這有什么好奇的,男人為女人出頭不是天經地義的嘛,至于如此驚詫的。
眾人要是知道蘇月恒這樣想的,估計都能想過來求經書了。這時代,男子為天,家中哪個女人不是小心服侍的。有個什么不好,能得男人幾句安慰都算是不錯的,誰能像蘇月恒這種,男人為了她,當場不顧臉面、不顧得罪人的就發難,想想,這得多了不起。
也因著如此,定安侯蘇家也借此出名了一次,看看蘇家的女兒多厲害。這蘇家教導女兒也厲害,不知道有什么秘籍沒有。

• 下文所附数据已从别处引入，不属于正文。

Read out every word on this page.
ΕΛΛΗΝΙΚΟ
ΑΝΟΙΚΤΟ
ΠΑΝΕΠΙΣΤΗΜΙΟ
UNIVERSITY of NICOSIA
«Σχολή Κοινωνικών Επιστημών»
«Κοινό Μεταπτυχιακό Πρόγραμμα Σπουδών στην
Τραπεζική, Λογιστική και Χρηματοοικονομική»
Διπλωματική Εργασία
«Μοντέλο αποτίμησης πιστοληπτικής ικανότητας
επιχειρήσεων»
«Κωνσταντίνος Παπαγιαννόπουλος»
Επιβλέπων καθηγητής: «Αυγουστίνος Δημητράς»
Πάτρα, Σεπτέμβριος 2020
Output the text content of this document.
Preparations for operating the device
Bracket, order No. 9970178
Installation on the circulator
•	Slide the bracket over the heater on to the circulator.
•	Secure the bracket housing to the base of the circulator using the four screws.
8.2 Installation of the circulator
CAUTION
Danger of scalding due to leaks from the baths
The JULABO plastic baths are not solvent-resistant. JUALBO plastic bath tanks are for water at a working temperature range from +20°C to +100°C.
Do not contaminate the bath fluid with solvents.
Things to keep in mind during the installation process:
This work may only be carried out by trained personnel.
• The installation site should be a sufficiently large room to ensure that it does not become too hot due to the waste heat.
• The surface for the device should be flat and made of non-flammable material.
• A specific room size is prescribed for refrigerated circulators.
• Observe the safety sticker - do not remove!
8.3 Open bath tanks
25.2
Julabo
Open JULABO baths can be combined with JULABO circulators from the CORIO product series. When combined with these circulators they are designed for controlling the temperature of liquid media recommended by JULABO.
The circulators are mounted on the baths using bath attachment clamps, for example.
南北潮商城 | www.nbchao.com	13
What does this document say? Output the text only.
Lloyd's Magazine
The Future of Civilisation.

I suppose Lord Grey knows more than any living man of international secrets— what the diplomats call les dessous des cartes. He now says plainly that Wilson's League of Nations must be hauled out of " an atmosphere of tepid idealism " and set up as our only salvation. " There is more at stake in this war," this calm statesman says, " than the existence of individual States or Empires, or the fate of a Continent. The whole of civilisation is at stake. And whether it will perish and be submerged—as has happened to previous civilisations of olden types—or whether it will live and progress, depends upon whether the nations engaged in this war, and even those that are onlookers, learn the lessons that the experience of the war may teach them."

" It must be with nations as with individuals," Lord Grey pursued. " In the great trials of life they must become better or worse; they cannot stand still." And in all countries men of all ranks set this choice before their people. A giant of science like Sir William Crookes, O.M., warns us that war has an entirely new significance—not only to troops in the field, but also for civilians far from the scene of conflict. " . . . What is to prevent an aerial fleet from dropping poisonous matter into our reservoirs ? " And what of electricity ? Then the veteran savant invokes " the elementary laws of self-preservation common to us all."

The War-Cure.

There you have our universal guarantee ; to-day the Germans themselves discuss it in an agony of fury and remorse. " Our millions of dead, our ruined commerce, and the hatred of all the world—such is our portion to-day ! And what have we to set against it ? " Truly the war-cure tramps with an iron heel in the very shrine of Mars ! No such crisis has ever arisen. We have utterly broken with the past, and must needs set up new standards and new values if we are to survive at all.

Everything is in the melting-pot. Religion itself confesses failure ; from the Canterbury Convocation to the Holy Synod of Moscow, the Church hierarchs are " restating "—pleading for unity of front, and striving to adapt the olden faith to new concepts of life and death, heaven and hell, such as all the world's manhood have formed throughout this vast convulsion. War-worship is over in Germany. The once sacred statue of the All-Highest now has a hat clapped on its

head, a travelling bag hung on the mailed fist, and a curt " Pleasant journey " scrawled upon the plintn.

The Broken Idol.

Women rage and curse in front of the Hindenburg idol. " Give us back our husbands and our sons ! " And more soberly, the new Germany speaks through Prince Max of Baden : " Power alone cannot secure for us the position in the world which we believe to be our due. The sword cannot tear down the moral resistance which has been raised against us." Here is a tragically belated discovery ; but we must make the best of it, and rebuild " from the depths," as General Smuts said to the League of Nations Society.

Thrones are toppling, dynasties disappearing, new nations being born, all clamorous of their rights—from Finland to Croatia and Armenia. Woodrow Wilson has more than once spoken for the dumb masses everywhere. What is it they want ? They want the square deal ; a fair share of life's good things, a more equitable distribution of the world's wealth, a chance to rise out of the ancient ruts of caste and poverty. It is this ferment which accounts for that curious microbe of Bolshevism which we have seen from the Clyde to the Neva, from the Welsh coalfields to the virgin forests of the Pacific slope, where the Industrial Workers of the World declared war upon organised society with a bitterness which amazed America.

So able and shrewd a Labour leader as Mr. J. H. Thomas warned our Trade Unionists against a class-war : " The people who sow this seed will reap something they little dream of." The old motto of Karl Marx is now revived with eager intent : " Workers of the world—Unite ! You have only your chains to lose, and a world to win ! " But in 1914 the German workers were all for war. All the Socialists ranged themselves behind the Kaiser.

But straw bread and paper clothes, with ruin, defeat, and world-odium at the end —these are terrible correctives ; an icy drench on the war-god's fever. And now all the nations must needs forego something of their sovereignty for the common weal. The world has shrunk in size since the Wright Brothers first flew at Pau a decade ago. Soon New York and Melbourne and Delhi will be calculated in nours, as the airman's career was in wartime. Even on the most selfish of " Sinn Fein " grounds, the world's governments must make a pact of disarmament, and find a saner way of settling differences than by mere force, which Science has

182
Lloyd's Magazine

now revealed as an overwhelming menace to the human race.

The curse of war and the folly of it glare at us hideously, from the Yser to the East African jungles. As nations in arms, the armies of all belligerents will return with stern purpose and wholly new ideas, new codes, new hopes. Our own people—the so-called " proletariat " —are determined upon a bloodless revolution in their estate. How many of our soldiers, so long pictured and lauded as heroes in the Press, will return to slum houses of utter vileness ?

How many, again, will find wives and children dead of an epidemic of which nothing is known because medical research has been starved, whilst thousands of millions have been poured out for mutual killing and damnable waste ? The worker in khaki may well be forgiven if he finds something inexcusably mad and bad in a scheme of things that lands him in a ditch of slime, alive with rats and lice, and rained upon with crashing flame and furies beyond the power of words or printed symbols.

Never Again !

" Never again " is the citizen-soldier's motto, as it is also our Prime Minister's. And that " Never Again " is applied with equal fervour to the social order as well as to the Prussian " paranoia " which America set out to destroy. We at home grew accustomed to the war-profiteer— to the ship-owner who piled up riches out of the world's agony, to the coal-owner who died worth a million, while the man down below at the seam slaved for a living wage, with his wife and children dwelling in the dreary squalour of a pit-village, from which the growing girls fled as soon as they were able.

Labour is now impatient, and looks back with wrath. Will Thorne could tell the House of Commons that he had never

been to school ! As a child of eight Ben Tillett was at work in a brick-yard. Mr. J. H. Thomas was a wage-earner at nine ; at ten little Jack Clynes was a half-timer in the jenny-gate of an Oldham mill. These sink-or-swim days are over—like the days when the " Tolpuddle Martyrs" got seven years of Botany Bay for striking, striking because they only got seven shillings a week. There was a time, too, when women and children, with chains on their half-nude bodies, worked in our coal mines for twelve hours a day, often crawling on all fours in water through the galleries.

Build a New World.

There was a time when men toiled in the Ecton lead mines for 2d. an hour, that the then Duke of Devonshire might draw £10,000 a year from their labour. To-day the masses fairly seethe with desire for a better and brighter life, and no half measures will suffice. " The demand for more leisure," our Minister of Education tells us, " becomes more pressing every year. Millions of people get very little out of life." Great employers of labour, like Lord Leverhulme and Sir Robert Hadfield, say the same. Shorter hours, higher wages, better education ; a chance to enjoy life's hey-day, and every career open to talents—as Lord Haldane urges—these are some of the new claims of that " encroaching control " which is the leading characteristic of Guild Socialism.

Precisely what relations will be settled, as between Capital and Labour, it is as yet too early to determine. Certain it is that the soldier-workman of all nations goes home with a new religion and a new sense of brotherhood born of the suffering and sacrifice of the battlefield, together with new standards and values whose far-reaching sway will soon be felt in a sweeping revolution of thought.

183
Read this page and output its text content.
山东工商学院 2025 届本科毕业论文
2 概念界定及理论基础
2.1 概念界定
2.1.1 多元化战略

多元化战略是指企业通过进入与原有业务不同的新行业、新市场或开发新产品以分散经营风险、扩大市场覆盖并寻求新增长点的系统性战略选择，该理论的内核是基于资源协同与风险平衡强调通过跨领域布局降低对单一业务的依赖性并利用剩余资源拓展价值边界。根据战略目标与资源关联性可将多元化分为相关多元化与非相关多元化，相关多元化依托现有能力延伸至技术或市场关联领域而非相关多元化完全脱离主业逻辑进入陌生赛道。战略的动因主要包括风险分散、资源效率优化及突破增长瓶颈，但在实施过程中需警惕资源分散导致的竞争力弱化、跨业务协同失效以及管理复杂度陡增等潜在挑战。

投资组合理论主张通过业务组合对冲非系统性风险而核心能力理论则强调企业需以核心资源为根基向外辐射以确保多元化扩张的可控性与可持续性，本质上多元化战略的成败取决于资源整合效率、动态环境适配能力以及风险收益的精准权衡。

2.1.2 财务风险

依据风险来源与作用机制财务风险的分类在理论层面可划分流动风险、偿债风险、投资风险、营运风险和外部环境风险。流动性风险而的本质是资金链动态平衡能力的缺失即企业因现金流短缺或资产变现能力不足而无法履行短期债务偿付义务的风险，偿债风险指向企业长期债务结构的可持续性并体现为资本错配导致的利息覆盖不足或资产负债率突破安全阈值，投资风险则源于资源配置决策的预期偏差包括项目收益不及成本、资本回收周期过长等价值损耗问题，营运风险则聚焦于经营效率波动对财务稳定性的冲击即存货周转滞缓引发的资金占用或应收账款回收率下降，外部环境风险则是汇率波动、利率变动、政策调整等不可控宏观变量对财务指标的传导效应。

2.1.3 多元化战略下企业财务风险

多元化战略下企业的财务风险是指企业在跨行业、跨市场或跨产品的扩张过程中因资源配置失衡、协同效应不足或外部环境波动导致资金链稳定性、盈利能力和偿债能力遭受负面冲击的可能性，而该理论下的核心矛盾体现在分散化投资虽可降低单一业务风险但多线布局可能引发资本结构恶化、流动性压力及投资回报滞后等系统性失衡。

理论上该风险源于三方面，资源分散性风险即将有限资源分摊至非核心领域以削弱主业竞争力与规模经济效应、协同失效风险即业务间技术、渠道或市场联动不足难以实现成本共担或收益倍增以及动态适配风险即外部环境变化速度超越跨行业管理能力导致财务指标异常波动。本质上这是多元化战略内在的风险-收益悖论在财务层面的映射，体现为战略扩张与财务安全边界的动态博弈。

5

為此,還真有人時不時過來打探請教一番。弄得陳太夫人既得意又有點為難,他們家可真沒有教過蘇月恒怎么籠絡男人的。對于沈玨對蘇月恒這死心塌地的樣子,他們自己都很納悶兒。也許,蘇月恒天賦異稟?
因著知道沈玨今日必是會來的,白蘭準備的很是充分。聽得人來報后,立馬上了個新席面,重新安排了一下席位,單單將蘇月恒兩姐弟安排了過去。